Un parlement consultatif s’installe à Porto-Novo

Ce jeudi marque une étape historique pour la démocratie béninoise avec l’entrée en fonction du Sénat, seconde chambre du Parlement. Installée officiellement à Porto-Novo, cette institution aura pour mission d’éclairer et d’assister la prise de décision nationale. Parmi ses 25 membres figurent des figures emblématiques du pays, dont d’anciens présidents de la République.

Issue de la révision constitutionnelle de novembre 2025, cette chambre haute s’installe temporairement au siège de l’Assemblée nationale en attendant l’aménagement de ses propres locaux. Une première réunion à huis clos s’est tenue vendredi dernier à Cotonou sous la présidence de Maître Robert Dossou, ancien président de la Cour constitutionnelle, pour organiser les futurs travaux.

Une assemblée de sages pour apaiser les tensions

Le Sénat béninois se veut un conseil de sages chargé d’accompagner les institutions dans un climat politique apaisé.
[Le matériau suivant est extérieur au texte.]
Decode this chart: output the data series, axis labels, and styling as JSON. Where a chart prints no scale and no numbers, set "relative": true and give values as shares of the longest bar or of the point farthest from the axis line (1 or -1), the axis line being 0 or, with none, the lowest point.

Les citoyens et analystes voient en cette institution un rempart contre les divisions qui ont pu marquer l’histoire récente du pays. Les anciens présidents Patrice Talon, Boni Yayi et Nicéphore Soglo, bien que parfois en désaccord sur le plan politique, incarnent cette diversité d’expériences mises au service de la nation.
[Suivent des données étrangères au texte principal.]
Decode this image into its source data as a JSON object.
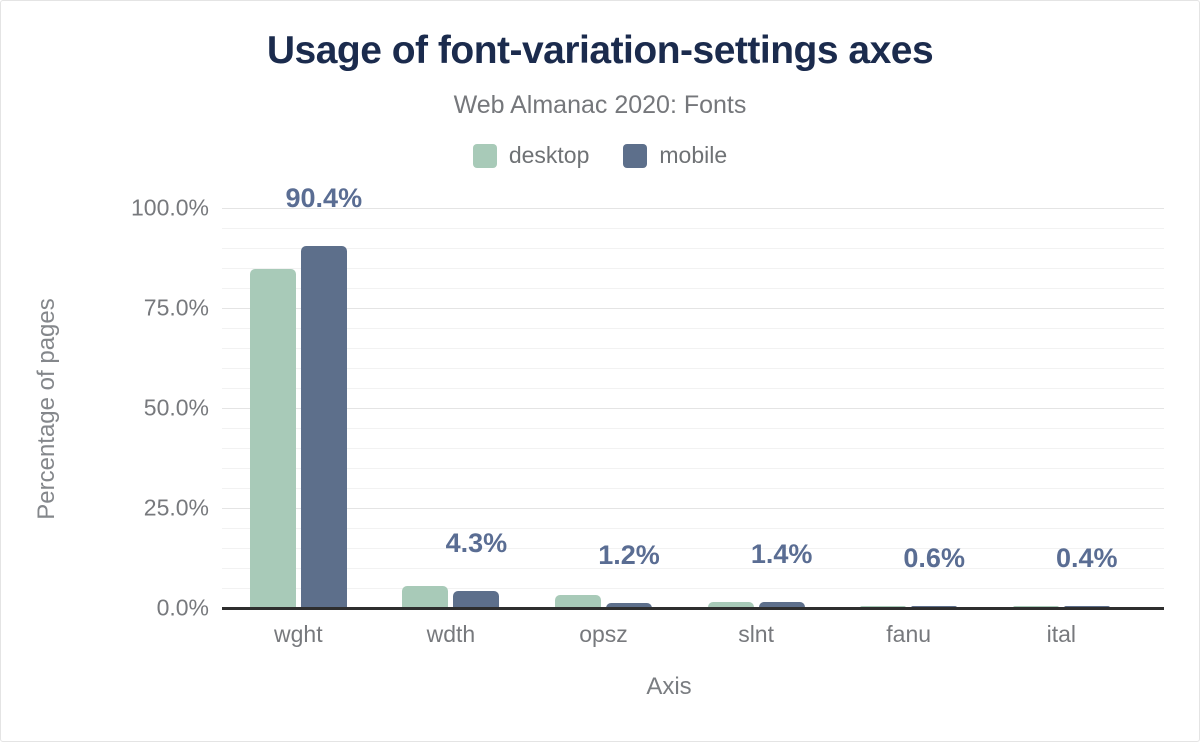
{
  "header": {
    "title": "Usage of font-variation-settings axes",
    "subtitle": "Web Almanac 2020: Fonts"
  },
  "legend": [
    {
      "label": "desktop",
      "color": "#a8cab8"
    },
    {
      "label": "mobile",
      "color": "#5d6f8b"
    }
  ],
  "colors": {
    "desktop_bar": "#a8cab8",
    "mobile_bar": "#5d6f8b",
    "value_label": "#5a6d93",
    "title_text": "#1b2b4d",
    "axis_text": "#77797d",
    "gridline_major": "#e4e4e4",
    "gridline_minor": "#f2f2f2",
    "axis_line": "#2e2e2e"
  },
  "chart_data": {
    "type": "bar",
    "title": "Usage of font-variation-settings axes",
    "subtitle": "Web Almanac 2020: Fonts",
    "xlabel": "Axis",
    "ylabel": "Percentage of pages",
    "categories": [
      "wght",
      "wdth",
      "opsz",
      "slnt",
      "fanu",
      "ital"
    ],
    "series": [
      {
        "name": "desktop",
        "color": "#a8cab8",
        "values": [
          84.7,
          5.6,
          3.3,
          1.6,
          0.4,
          0.5
        ]
      },
      {
        "name": "mobile",
        "color": "#5d6f8b",
        "values": [
          90.4,
          4.3,
          1.2,
          1.4,
          0.6,
          0.4
        ]
      }
    ],
    "value_labels": [
      "90.4%",
      "4.3%",
      "1.2%",
      "1.4%",
      "0.6%",
      "0.4%"
    ],
    "value_labels_series": "mobile",
    "ylim": [
      0,
      100
    ],
    "y_ticks": [
      {
        "label": "0.0%",
        "value": 0
      },
      {
        "label": "25.0%",
        "value": 25
      },
      {
        "label": "50.0%",
        "value": 50
      },
      {
        "label": "75.0%",
        "value": 75
      },
      {
        "label": "100.0%",
        "value": 100
      }
    ],
    "grid": {
      "major_step": 25,
      "minor_step": 5,
      "legend_position": "top"
    }
  }
}
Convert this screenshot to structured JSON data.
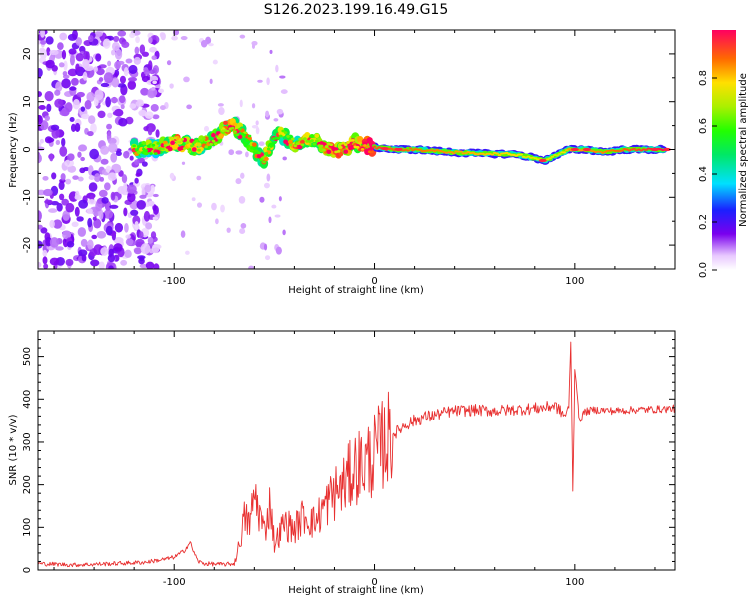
{
  "title": "S126.2023.199.16.49.G15",
  "chart_data": [
    {
      "type": "heatmap",
      "xlabel": "Height of straight line (km)",
      "ylabel": "Frequency (Hz)",
      "xlim": [
        -168,
        150
      ],
      "ylim": [
        -25,
        25
      ],
      "xticks": [
        -100,
        0,
        100
      ],
      "yticks": [
        -20,
        -10,
        0,
        10,
        20
      ],
      "colorbar": {
        "label": "Normalized spectral amplitude",
        "ticks": [
          "0.0",
          "0.2",
          "0.4",
          "0.6",
          "0.8"
        ],
        "range": [
          0,
          1
        ]
      },
      "ridge": [
        {
          "x": -120,
          "f": 0.3,
          "a": 0.45
        },
        {
          "x": -110,
          "f": 0.2,
          "a": 0.45
        },
        {
          "x": -100,
          "f": 1.5,
          "a": 0.6
        },
        {
          "x": -90,
          "f": 0.5,
          "a": 0.5
        },
        {
          "x": -80,
          "f": 2.0,
          "a": 0.55
        },
        {
          "x": -72,
          "f": 5.5,
          "a": 0.55
        },
        {
          "x": -65,
          "f": 3.0,
          "a": 0.45
        },
        {
          "x": -55,
          "f": -2.5,
          "a": 0.5
        },
        {
          "x": -50,
          "f": 3.5,
          "a": 0.45
        },
        {
          "x": -40,
          "f": 1.5,
          "a": 0.55
        },
        {
          "x": -30,
          "f": 2.0,
          "a": 0.5
        },
        {
          "x": -20,
          "f": -0.5,
          "a": 0.6
        },
        {
          "x": -10,
          "f": 1.5,
          "a": 0.65
        },
        {
          "x": -5,
          "f": 0.8,
          "a": 0.7
        },
        {
          "x": 0,
          "f": 0.5,
          "a": 0.8
        },
        {
          "x": 10,
          "f": 0.0,
          "a": 0.78
        },
        {
          "x": 20,
          "f": 0.0,
          "a": 0.76
        },
        {
          "x": 30,
          "f": -0.3,
          "a": 0.74
        },
        {
          "x": 40,
          "f": -0.6,
          "a": 0.72
        },
        {
          "x": 50,
          "f": -0.8,
          "a": 0.7
        },
        {
          "x": 60,
          "f": -0.9,
          "a": 0.68
        },
        {
          "x": 70,
          "f": -1.0,
          "a": 0.66
        },
        {
          "x": 77,
          "f": -1.5,
          "a": 0.62
        },
        {
          "x": 85,
          "f": -2.3,
          "a": 0.65
        },
        {
          "x": 92,
          "f": -1.0,
          "a": 0.6
        },
        {
          "x": 97,
          "f": 0.0,
          "a": 0.72
        },
        {
          "x": 105,
          "f": 0.0,
          "a": 0.72
        },
        {
          "x": 115,
          "f": -0.5,
          "a": 0.74
        },
        {
          "x": 125,
          "f": 0.0,
          "a": 0.78
        },
        {
          "x": 135,
          "f": 0.0,
          "a": 0.82
        },
        {
          "x": 145,
          "f": 0.0,
          "a": 0.88
        }
      ]
    },
    {
      "type": "line",
      "xlabel": "Height of straight line (km)",
      "ylabel": "SNR (10 * v/v)",
      "xlim": [
        -168,
        150
      ],
      "ylim": [
        0,
        560
      ],
      "xticks": [
        -100,
        0,
        100
      ],
      "yticks": [
        0,
        100,
        200,
        300,
        400,
        500
      ],
      "color": "#e83030",
      "x": [
        -168,
        -150,
        -130,
        -115,
        -105,
        -100,
        -95,
        -92,
        -90,
        -88,
        -85,
        -80,
        -75,
        -70,
        -68,
        -65,
        -62,
        -60,
        -55,
        -52,
        -50,
        -45,
        -40,
        -35,
        -30,
        -25,
        -20,
        -15,
        -10,
        -5,
        0,
        5,
        10,
        15,
        20,
        25,
        30,
        35,
        40,
        50,
        60,
        70,
        80,
        85,
        90,
        95,
        97,
        98,
        99,
        100,
        101,
        102,
        105,
        110,
        120,
        130,
        140,
        150
      ],
      "y": [
        15,
        12,
        15,
        18,
        25,
        30,
        45,
        65,
        40,
        20,
        15,
        14,
        13,
        15,
        50,
        120,
        110,
        180,
        90,
        160,
        60,
        110,
        95,
        130,
        110,
        150,
        180,
        200,
        240,
        250,
        270,
        300,
        320,
        340,
        350,
        358,
        362,
        368,
        372,
        374,
        372,
        375,
        378,
        380,
        385,
        360,
        380,
        540,
        180,
        470,
        430,
        350,
        370,
        375,
        372,
        375,
        376,
        378
      ]
    }
  ]
}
Pour l’expert en gouvernance Joël Atayi-Guèdègbé, « cette chambre haute représente un espoir de sagesse collective. Les sommités qui y siègent, riches de décennies d’expérience, doivent incarner un équilibre politique et éviter les répétitions des conflits passés. »

Un rôle de régulateur institutionnel

Eugène Allossoukpo, analyste politique, partage cette vision : « Nous voyons cette institution comme un guide vers la paix sociale, après des années de tensions liées aux intérêts politiques. Le Sénat pourrait enfin instaurer un écosystème politique plus stable, tout en laissant s’exprimer les voix dissidentes. »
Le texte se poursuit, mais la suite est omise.